By: Sean Crose
New York native Amanda Serrano made an enormous splash at the Theater at Madison Square Garden Friday night as she won her 7th – that’s 7th – world title in stunning fashion, stopping Eva Voraberger within seconds of the first round of their title bout with a tremendous body shot. By besting Austria’s 24-5 Voraburger within 35 seconds, the 36-1-1 Serrano earned herself the WBO super flyweight title. A high profile bout with the undefeated Katie Taylor may be in Serrano’s future.

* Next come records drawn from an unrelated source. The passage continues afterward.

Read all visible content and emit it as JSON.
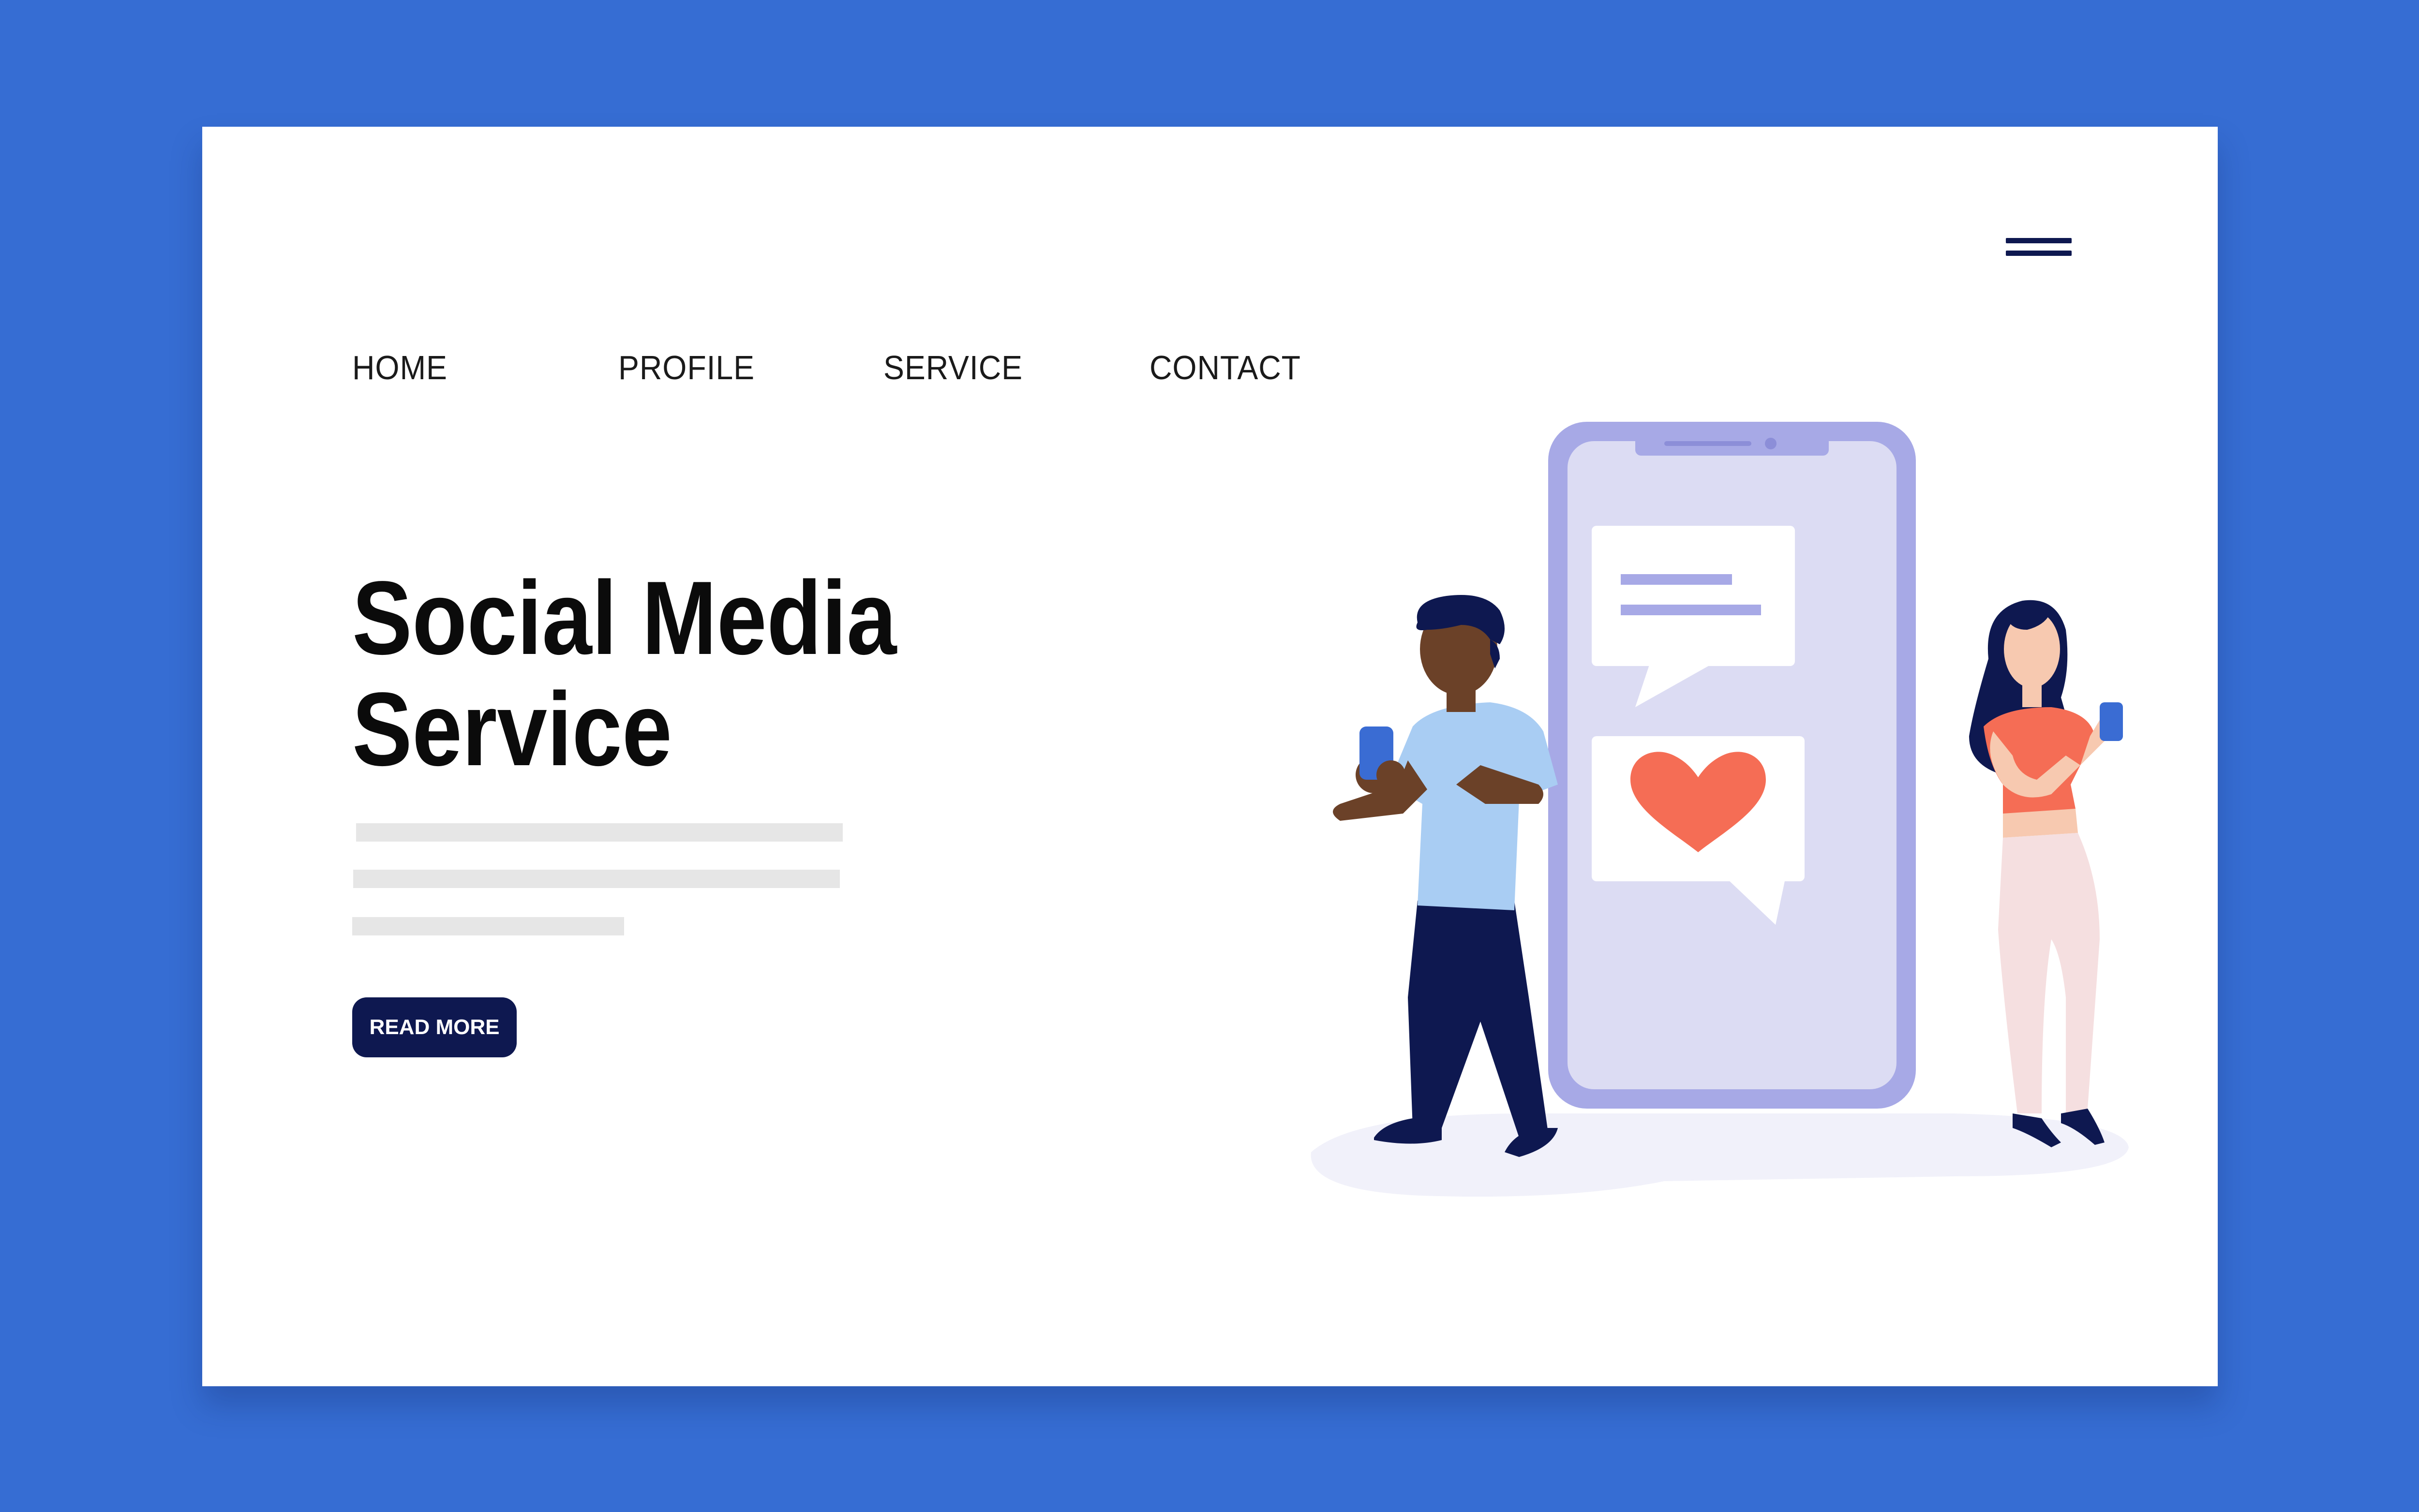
{
  "nav": {
    "items": [
      "HOME",
      "PROFILE",
      "SERVICE",
      "CONTACT"
    ]
  },
  "hero": {
    "title_line1": "Social Media",
    "title_line2": "Service",
    "button_label": "READ MORE"
  },
  "colors": {
    "background": "#366dd3",
    "card": "#ffffff",
    "navy": "#0e1850",
    "phone": "#a7a9e6",
    "heart": "#f56d55",
    "man_shirt": "#a9cdf3",
    "woman_top": "#f56d55"
  },
  "icons": [
    "hamburger-menu-icon",
    "heart-icon",
    "chat-bubble-icon"
  ]
}
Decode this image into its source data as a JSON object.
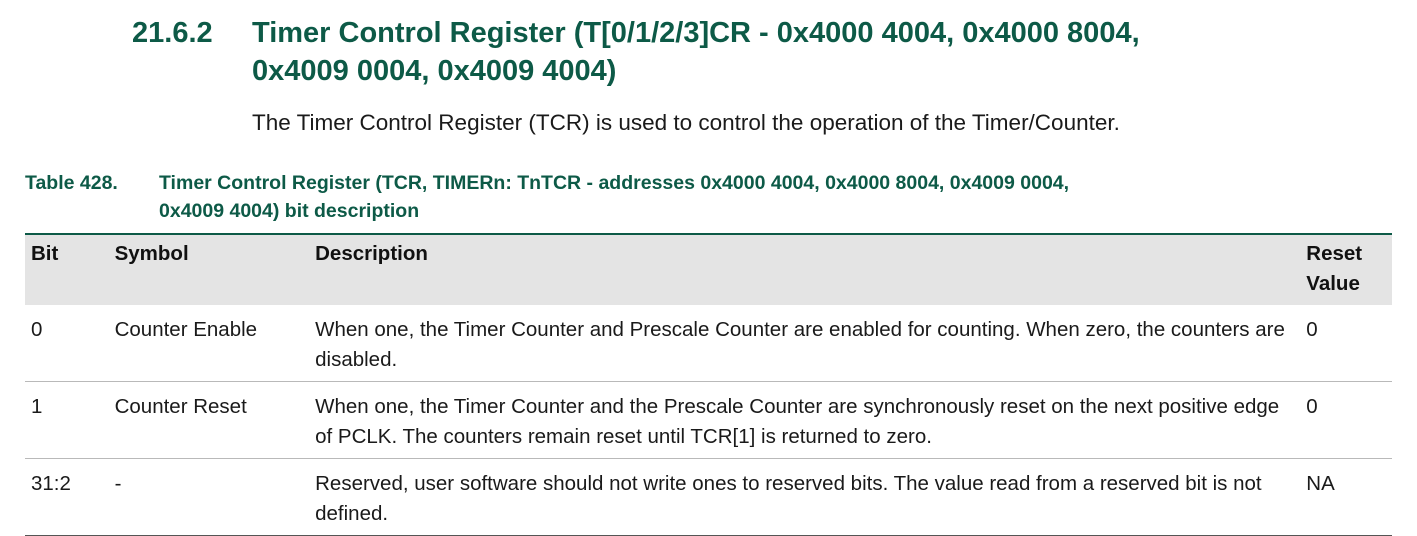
{
  "section": {
    "number": "21.6.2",
    "title_line1": "Timer Control Register (T[0/1/2/3]CR - 0x4000 4004, 0x4000 8004,",
    "title_line2": "0x4009 0004, 0x4009 4004)"
  },
  "intro": "The Timer Control Register (TCR) is used to control the operation of the Timer/Counter.",
  "table": {
    "caption_label": "Table 428.",
    "caption_line1": "Timer Control Register (TCR, TIMERn: TnTCR - addresses 0x4000 4004, 0x4000 8004, 0x4009 0004,",
    "caption_line2": "0x4009 4004) bit description",
    "headers": [
      "Bit",
      "Symbol",
      "Description",
      "Reset Value"
    ],
    "rows": [
      {
        "bit": "0",
        "symbol": "Counter Enable",
        "description": "When one, the Timer Counter and Prescale Counter are enabled for counting. When zero, the counters are disabled.",
        "reset": "0"
      },
      {
        "bit": "1",
        "symbol": "Counter Reset",
        "description": "When one, the Timer Counter and the Prescale Counter are synchronously reset on the next positive edge of PCLK. The counters remain reset until TCR[1] is returned to zero.",
        "reset": "0"
      },
      {
        "bit": "31:2",
        "symbol": "-",
        "description": "Reserved, user software should not write ones to reserved bits. The value read from a reserved bit is not defined.",
        "reset": "NA"
      }
    ]
  },
  "colors": {
    "heading": "#0d5a47",
    "header_row_bg": "#e4e4e4"
  }
}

Photo Credit: Matchroom Boxing Twitter Account
Chris Algieri stepped into the ring next to face former sparring partner Daniel Gonzalez. Since New York’s Algieri was essentially fighting on his home turf, it was easy to consider the match not much more than a tuneup walking in. Gonzalez held his own, however. What’s more, the 23-3 Algieri looked like, at 34, he had aged a bit. Ultimately, it didn’t matter. Algieri earned a unanimous decision win against the 17-1-1 Gonzalez. Surprisingly, some in the crowd booed at the decision.
Next up was Irish/Australian IBF junior featherweight champ, the 20-0 TJ Doheny. His opponent was the 16-3-1 Ryohei Takahashi of Japan. Takahashi took the fight on a few weeks notice, and looked outclassed by his stronger, sharper punching foe. In the third, Doheny sent his man to the mat. Takahashi got up, but Doheny continued to land powerfully and essentially dominated. Referee Michael Ortega stopped the fight in the twelfth while Takahashi was receiving punishment.
In the co-main, Jorge Linares, 45-4, fought Pablo Cesar Cano, 31-7-1, in a scheduled 12 round super lightweight affair. A Cano right hand took Linares down in the first. Linares got up – and then went down again later in the round. He went down once more, got up once more, and took more punishment. The referee wisely stopped the fight. It was a stunning upset and a brief, brilliant performance from an impressive ring veteran.
It was time for the main event. The 26-0 Demetrius Andrade stepped into the ring to defend his WBO middleweight title against the 19-2 Artur Akavov. Andrade looked like his athletic, sharp self in the first, dominating the tempo and landing effectively. The second round was a close affair, though Andrade seemed to have edged it. The third round was close, as well, with Akavov catching Andrade with a quick uppercut.
Andrade came around at the very end of the fourth, but it was proving to be a close fight, with Andrade’s skill and Akavov’s awkwardness playing well off one another. Andrade’s jab told the story in the fifth, as it was becoming clear that Akavov couldn’t land cleanly or often on his man. The sixth saw Akavov unable to get in range. By the seventh, things had become completely one sided, with Akavov simply looking outclassed and perhaps a bit wiped out. Andrade continued his pattern of hitting and not getting hit in the eighth.
Akavov actually had a few moments in the ninth where he looked to be starting to dominate. Andrade, however, was able to keep his range. Akavov did so little in the tenth, that one had to wonder if he’d actually make the final bell. The eleventh was more target practice for Andrade, who seemed to want to stop his helpless foe, but simply may not have had the power to at middleweight. However, with Andrade banging away at his man, the fight was stopped by the referee late in the twelfth. The fans and the DAZN broadcast team seemed unhappy and perplexed, but referee Arthur Mercante was clearly willing to err on the side of caution.
“You put GGG in front of me,” said Andrade after the win, “I’m gonna destroy him.”